Conclusions: Global HI followed by reoxygenation led to a significant rise in serum TnI in the newborn pig. Anaesthesia abolishes stress and release of TnI observed in the HT pigs. Rewarming induced another release of TnI suggesting additional myocardial damage.


M.F.E. Roe1, R. Patel1, D.K. White1, D.M. Bloxham2, R.I. Ross-Russell1, R.C. Tasker1, D.R. O’Donnell1.

1 Department of Paediatrics and 2 Department of Haematology, University of Cambridge

Respiratory syncytial virus (RSV) bronchiolitis is associated with an apoptosis-related lymphopaenia, most pronounced in the sickest children. We hypothesised that a neuroendocrine stress response may alter circulating lymphocyte susceptibility to apoptosis.

Aim: To examine the relationship between neuroendocrine stress hormones and apoptosis in RSV infection.
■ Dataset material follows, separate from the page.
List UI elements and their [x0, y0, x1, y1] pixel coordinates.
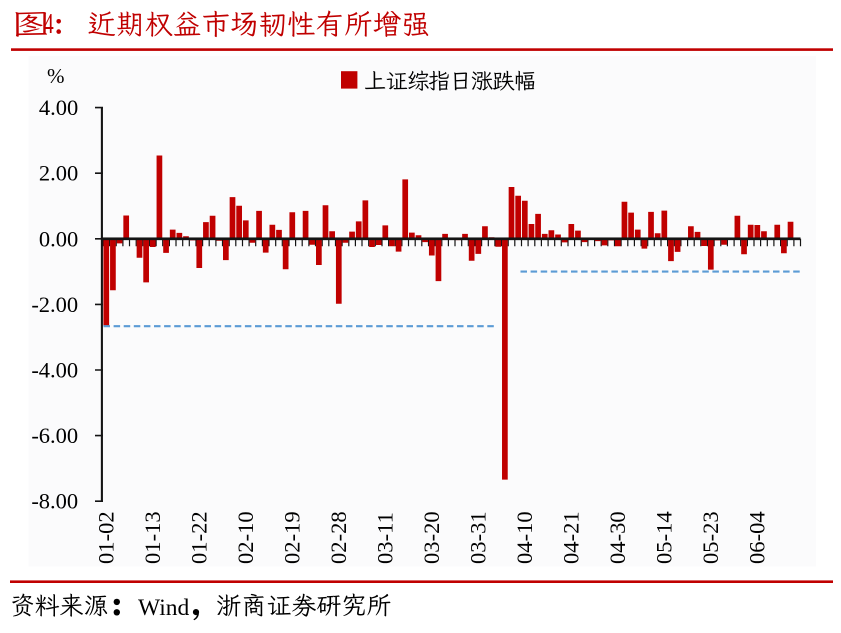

Methods: Blood was taken from 32 infants with RSV bronchiolitis and after recovery. Prolactin, cortisol, vasopressin and leptin levels were measured by ELISA. Plasma Fas ligand (FasL) was used as a surrogate for lymphocyte apoptosis.
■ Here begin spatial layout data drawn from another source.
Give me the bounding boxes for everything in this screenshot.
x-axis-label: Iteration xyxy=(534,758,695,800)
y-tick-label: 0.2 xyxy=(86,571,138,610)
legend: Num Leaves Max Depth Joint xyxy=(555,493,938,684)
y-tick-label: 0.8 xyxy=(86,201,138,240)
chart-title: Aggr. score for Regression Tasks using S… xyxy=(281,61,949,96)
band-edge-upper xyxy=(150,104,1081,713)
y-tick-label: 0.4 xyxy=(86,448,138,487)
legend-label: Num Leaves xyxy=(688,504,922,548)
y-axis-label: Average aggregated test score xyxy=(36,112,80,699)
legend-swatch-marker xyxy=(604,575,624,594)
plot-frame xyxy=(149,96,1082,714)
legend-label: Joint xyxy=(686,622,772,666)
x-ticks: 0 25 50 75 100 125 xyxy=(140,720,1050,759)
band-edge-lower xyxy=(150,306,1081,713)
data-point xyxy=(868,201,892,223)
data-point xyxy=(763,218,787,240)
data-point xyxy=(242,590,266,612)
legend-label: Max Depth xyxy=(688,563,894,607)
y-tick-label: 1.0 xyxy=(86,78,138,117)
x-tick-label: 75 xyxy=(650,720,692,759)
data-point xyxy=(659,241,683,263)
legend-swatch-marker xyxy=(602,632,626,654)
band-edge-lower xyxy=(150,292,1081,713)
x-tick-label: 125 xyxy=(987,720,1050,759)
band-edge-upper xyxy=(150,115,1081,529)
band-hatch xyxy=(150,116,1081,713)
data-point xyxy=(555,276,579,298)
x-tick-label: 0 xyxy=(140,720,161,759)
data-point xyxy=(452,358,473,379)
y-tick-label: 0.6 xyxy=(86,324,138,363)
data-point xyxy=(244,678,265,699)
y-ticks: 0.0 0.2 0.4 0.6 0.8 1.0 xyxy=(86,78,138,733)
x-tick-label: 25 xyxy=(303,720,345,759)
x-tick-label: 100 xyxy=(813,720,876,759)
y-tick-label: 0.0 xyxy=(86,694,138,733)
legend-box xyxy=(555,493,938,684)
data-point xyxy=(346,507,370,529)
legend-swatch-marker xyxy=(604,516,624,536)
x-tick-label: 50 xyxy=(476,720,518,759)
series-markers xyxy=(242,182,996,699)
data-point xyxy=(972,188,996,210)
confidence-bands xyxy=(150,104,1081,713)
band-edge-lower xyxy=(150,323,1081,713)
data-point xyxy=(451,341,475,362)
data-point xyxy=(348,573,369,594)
Results: FasL levels were raised during acute bronchiolitis (p=0.028). Cortisol (p<0.001) and prolactin (p=0.005), which may induce apoptosis, were increased during illness compared with recovery. Vasopressin levels were similar at both time points (p=ns). Leptin, which may reduce apoptosis was reduced in acute illness (p=0.007) especially in PICU patients (p=0.028).

Conclusions: These data suggest that in RSV infection, lymphopaenia of circulating lymphocytes may be altered by the neuroendocrine stress response.

Funding: 2002 HC Roscoe Fellowship, BMA.


A. Gour, I. Gordon, A.J. Petros.

Paediatric Intensive Care Unit, Great Ormond Street Hospital for Children NHS Trust, London WC1N 3JH

Aim: To evaluate the usefulness of radio nucleotide ventilation scans in children with tracheobronchomalacia (TBM) on a Paediatric Intensive Care Unit (PICU)

Introduction: TBM is a significant cause of morbidity and prolonged stay on PICU. TBM may be primary or secondary to congenital heart disease, prolonged intubation, gastro oesophageal reflux or following surgery for repair of tracheo-oesophageal fistula. Tracheobronchogram (TBG) and bronchoscopy are established methods for diagnosing TBM.

Methods: Four intubated infants aged <6 months, with clinical TBM underwent TBG and isotope ventilation lung scans at incremental levels of peak end expiratory pressure (PEEP) (0, 5, 10, and 15, 25 cm of H2O) using Krypton (Kr81m).

Results: Two of the four infants showed unilateral areas of absent ventilation at that improved with higher PEEP (figure). The areas involved correlated with the findings on dynamic TBG.

Conclusions: Krypton lung scans with variable PEEP is a sensitive technique to diagnose TBM. It has an extremely low radiation burden and is non invasive. Furthermore it also gives an indication of peripheral or localised forms of bronchomalacia which can be missed on dynamic TBG. The TBG gives a detailed anatomical picture of the airway, while the radio nucleotide ventilation scan provides physiological images of the lungs with the airways held open with known PEEP levels. A prospective study is currently underway to determine sensitivity and specificity of IVS in tracheobronchomalacia.